All-round Afridi leads rout
Who needs the captaincy when you are in this kind of form? Shahid Afridi's supposed desire to lead Pakistan in ODIs and his rift with captain Younis Khan has dominated the chat in Pakistan since the Champions Trophy, and his all-round performance tonight to dismantle New Zealand - along with the captain's duck - will do nothing to quell further talk. But why burden yourself with leadership hassles when you can turn in the kind of man-mountain performance Afridi did, first resuscitating Pakistan from a disastrous start with the bat and then nearly taking a hat-trick as his side romped home to a 138-run win at the Sheikh Zayed Stadium in Abu Dhabi.

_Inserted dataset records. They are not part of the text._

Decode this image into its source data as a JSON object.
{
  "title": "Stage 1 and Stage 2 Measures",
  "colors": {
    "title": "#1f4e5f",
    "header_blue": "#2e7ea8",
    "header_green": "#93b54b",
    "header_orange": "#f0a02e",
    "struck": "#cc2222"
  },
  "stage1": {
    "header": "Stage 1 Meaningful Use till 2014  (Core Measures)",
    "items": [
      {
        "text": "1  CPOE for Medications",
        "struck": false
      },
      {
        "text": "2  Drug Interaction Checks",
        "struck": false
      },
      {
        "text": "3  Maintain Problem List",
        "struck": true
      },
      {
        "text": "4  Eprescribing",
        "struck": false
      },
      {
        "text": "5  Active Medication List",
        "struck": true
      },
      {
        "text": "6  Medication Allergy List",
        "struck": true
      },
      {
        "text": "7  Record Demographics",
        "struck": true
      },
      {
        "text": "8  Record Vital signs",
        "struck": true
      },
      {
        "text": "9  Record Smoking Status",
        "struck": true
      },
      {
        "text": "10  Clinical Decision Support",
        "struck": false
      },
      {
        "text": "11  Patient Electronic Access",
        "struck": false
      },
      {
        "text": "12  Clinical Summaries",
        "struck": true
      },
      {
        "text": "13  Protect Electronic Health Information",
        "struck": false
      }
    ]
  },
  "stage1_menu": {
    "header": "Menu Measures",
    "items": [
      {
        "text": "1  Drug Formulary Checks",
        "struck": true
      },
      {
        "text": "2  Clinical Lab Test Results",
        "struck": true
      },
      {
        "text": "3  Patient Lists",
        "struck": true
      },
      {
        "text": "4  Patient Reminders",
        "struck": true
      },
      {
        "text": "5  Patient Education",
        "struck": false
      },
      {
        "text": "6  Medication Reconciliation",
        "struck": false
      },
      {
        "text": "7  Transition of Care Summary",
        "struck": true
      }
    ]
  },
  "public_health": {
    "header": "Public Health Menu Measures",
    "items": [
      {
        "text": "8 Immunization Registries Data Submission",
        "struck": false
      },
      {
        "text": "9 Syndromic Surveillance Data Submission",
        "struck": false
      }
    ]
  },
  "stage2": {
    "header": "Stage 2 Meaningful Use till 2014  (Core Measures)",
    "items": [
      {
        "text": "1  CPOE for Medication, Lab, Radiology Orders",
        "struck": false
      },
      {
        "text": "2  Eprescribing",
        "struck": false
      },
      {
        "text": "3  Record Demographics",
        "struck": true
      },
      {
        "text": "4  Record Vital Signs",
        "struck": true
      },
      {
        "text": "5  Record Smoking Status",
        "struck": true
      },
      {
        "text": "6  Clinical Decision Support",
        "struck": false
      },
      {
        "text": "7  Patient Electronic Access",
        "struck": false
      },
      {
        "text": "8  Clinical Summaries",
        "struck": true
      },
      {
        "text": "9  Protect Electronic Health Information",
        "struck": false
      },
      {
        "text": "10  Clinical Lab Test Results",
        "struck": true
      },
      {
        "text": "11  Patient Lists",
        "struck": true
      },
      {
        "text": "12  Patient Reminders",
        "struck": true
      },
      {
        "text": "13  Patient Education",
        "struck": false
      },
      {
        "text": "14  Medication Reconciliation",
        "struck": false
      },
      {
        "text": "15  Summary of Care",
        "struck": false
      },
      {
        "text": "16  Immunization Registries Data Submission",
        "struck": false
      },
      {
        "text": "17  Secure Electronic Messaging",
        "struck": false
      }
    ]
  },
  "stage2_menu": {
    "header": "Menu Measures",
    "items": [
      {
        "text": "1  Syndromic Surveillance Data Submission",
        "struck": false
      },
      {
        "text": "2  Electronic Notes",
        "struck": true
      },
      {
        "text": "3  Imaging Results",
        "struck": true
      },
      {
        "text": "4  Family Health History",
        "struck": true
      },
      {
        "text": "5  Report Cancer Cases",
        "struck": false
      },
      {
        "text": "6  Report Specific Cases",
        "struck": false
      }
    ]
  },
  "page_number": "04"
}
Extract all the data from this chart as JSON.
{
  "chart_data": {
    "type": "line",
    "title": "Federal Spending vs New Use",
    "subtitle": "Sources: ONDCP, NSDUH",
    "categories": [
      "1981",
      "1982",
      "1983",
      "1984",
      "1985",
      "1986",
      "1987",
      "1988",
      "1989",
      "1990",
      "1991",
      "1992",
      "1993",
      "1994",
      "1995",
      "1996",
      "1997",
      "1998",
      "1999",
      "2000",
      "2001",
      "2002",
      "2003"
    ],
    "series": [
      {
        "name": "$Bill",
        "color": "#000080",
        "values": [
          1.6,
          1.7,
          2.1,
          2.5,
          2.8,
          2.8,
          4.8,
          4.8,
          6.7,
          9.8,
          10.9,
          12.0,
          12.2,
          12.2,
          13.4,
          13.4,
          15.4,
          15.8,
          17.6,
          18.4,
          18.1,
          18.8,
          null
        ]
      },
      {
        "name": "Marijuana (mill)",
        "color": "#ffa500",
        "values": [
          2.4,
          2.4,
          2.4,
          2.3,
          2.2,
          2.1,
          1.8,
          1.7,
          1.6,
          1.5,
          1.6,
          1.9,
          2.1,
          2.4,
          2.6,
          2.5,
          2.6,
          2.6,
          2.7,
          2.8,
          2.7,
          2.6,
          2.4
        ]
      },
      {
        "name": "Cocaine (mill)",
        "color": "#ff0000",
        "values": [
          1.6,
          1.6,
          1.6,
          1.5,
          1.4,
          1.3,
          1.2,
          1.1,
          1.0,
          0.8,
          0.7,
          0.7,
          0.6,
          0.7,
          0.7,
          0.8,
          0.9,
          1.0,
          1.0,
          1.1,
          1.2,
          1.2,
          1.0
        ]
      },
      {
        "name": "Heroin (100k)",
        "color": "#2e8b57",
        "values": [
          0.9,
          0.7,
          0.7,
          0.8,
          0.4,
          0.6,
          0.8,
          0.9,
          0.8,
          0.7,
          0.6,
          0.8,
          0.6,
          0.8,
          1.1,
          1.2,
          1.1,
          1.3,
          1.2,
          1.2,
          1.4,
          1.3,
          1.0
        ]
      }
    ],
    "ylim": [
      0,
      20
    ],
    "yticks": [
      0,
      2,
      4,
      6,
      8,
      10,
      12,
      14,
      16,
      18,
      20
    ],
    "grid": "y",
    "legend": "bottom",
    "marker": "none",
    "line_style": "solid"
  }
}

Afridi's day had begun halfway through Pakistan's innings, when having won the toss, they were making a mess of things. Shane Bond had bowled an opening five-over spell of refreshingly attacking intent, of real cunning, occasional pace and much guile. Each ball he bowled, it seemed, was geared only to take wickets, not save runs. With the rest of Bond's colleagues chipping in, Afridi turned up to find his side limping around at 75 for 4.
Much like a magician he turned it into an ominous 287 for 9 with his innings opening up the floodgates for his lower order, in particular Kamran Akmal, who plundered New Zealand relentlessly at the death. In all, 137 runs came in the last 15 overs and 206 off the last 25, and Afridi was the culprit.
It was a calm hand by his standards, pretty brutal by any other, and the kind of innings Twenty20 has brought out of him. In its entirety it was mature, particularly in the realisation that he need not go at it helter-skelter from the off and that if his forearms are somehow aligned to his brain then mountains can be moved.
Indeed there was nary a miscue or hoick to begin, just urgent nudges and grunted pushes to revive Pakistan's comatose run-rate. Once Khalid Latif, drafted in as opener, pulled a first boundary for nearly 12 overs in the 29th, he freed Afridi's mind. Soon Afridi was dancing out to hoist three sixes in two overs of spin from Daniel Vettori and Nathan McCullum.
The flurry of boundaries is an Afridi trait, but once out of the way he reverted - pleasingly - to taking well-placed singles and doubles, managing the occasional boundary. Shane Bond was muscled over long-off for one such, to bring up his fifty off 37 balls, which was still sedate for him. He went soon after biffing a couple more, but not before, with a tranquil Latif, having revived Pakistan. Latif looked as threatening as a butterfly, without being as pretty, but he stuck around for what was a valuable fifty. And he was at his most effective when Afridi was going for it, simply because he ensured that Afridi got much of the strike.
Akmal, relieved of opening and for Afridi's ballast, gleefully looted runs over the death, putting on 86 with Abdul Razzaq in just over seven overs - driving, scything and squeezing a parade of sixes and fours en route to a stunning 43-ball 67.
The momentum with them, Pakistan's pacemen worked their way through the top order, crippling the chase at the very off. Umar Gul may have been the main beneficiary in terms of wickets, but Mohammad Aamer's opening spell - much older than the 17-year-old body and mind that produced it - was the key. At whippy pace, he gnawed away at both Brendon McCullum and Aaron Redmond over after over, regularly beating them for pace and inward movement and ultimately setting the tone of who was to boss the chase.
Inevitably, though, Afridi had to have the final word. Daniel Vettori and Redmond had gamely kept New Zealand within a sniff, though Redmond's ponderous fifty - unlike Latif's earlier - did not have anyone going crazy enough around it. After an indifferent, hurried first spell, Afridi got the pesky Vettori to drag on an attempted sweep, and with his next ball trapped Nathan McCullum. Another umpire might have even given the hat-trick - incorrect as it may have been - but denying Afridi in this kind of mood took some standing. New Zealand found it beyond them.